Чуковский - Ирина Лукьянова
Шрифт:
Интервал:
Закладка:
И все-таки Лидия Чуковская оставалась непреклонной. "Сознание говорило мне, что мои близкие правы, что снова лишать себя Ленинграда, самой сажать себя в тюрьму – не только глупо, но и жестоко, что никто из любящих меня не заслужил с моей стороны такой жестокости, что, наконец, в предлагаемой мне подписке нет ничего бесчестного… Но что-то, помещающееся не в голове, а где-то – не знаю где! – властно и бесповоротно учило меня: им ничего нельзя давать, никаких подписок и расписок, и не потому, что я собираюсь нарушить обещание (я уже тогда сообразила: путь политического деятеля не мой путь), а потому, что они – негодяи, нелюдь, нечисть, насильники, что они преследовали интеллигенцию, высылали ее, расстреливали – расстреляли же Гумилева! и кронштадтцев расстреляли, хотя те поднялись защитить справедливость, – и у них в сейфе не должен храниться мой что бы то ни было обещающий почерк", – писала Л. К. в «Прочерке».
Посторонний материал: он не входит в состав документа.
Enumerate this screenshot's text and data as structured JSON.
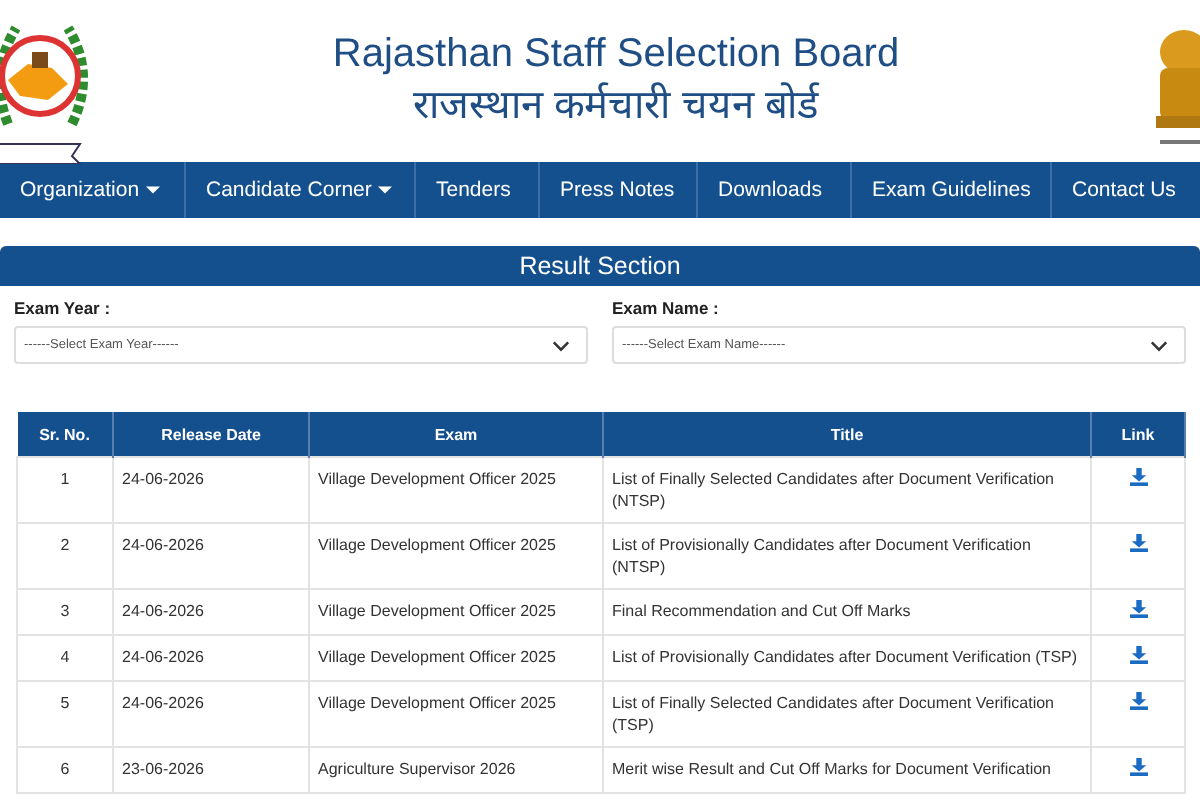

Затем Лиду почему-то оставили в покое и перестали вызывать в ГПУ. Вскоре – по неустанным хлопотам К. И. – освободили и Катю Воронину. Катя требуемую подписку дала и даже «выступила в ташкентской газете с покаянным письмом», к удивлению Лидии Корнеевны. На этом пути подруг разошлись, хотя никакой ссоры между ними не было.
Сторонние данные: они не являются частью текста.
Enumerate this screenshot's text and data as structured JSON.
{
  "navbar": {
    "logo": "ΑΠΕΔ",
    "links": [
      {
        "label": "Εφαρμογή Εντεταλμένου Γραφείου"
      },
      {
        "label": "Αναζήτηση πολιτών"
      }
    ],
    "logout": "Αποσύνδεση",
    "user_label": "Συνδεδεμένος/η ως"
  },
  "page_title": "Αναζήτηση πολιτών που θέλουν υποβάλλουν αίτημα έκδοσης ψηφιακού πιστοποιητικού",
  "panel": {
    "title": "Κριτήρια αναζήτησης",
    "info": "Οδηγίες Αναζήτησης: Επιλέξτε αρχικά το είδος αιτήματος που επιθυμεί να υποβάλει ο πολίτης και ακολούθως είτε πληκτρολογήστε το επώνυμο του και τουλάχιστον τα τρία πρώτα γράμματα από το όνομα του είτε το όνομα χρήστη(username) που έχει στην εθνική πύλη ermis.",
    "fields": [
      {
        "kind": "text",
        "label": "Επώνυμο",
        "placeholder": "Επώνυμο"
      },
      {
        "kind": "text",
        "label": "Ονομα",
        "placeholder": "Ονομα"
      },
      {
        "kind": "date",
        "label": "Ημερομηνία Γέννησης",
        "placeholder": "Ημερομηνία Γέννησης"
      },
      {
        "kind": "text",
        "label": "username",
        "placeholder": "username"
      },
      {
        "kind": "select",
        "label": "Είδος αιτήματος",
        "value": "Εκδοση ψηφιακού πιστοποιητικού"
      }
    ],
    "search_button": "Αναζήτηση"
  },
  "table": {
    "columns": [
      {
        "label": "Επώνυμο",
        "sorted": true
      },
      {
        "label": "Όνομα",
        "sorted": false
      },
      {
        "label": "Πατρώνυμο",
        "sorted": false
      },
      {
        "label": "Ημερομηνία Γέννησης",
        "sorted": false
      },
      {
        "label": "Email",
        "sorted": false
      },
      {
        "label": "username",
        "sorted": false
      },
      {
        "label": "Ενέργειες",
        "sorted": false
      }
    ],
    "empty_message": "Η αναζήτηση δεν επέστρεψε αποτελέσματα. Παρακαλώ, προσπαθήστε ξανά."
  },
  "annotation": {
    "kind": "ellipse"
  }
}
Фактор классового воспитания
1927 год был не самым легким для Чуковского. Лида пребывала в ссылке. В этом году Репин предупреждал К. И. в письме: «Кому ведать надлежит, следят за вашей перепиской: вы на счету интересных – еще бы!» Весь конец зимы продолжалась катавасия с изданием подготовленного Чуковским полного собрания стихотворений Некрасова: то шрифт не тот, то требуют приложить к книге «марксистский литературно-критический очерк»…
Он, как обычно, занят работой, и работой нетворческой, самой для него мучительной: корректурами. Держит корректуры воспоминаний Панаевой, занимается составлением и корректурой примечаний к стихотворениям Некрасова, вводной статьей к собранию сочинений, биографическим очерком… Жалуется в дневнике: «А мне хочется писать детскую сказку, и даже звенят какие-то рифмы. А условия, при которых проходит эта работа! Бьют палками, топчут ногами – в Госиздате. А в „Academia“ вежливо и весело не платят».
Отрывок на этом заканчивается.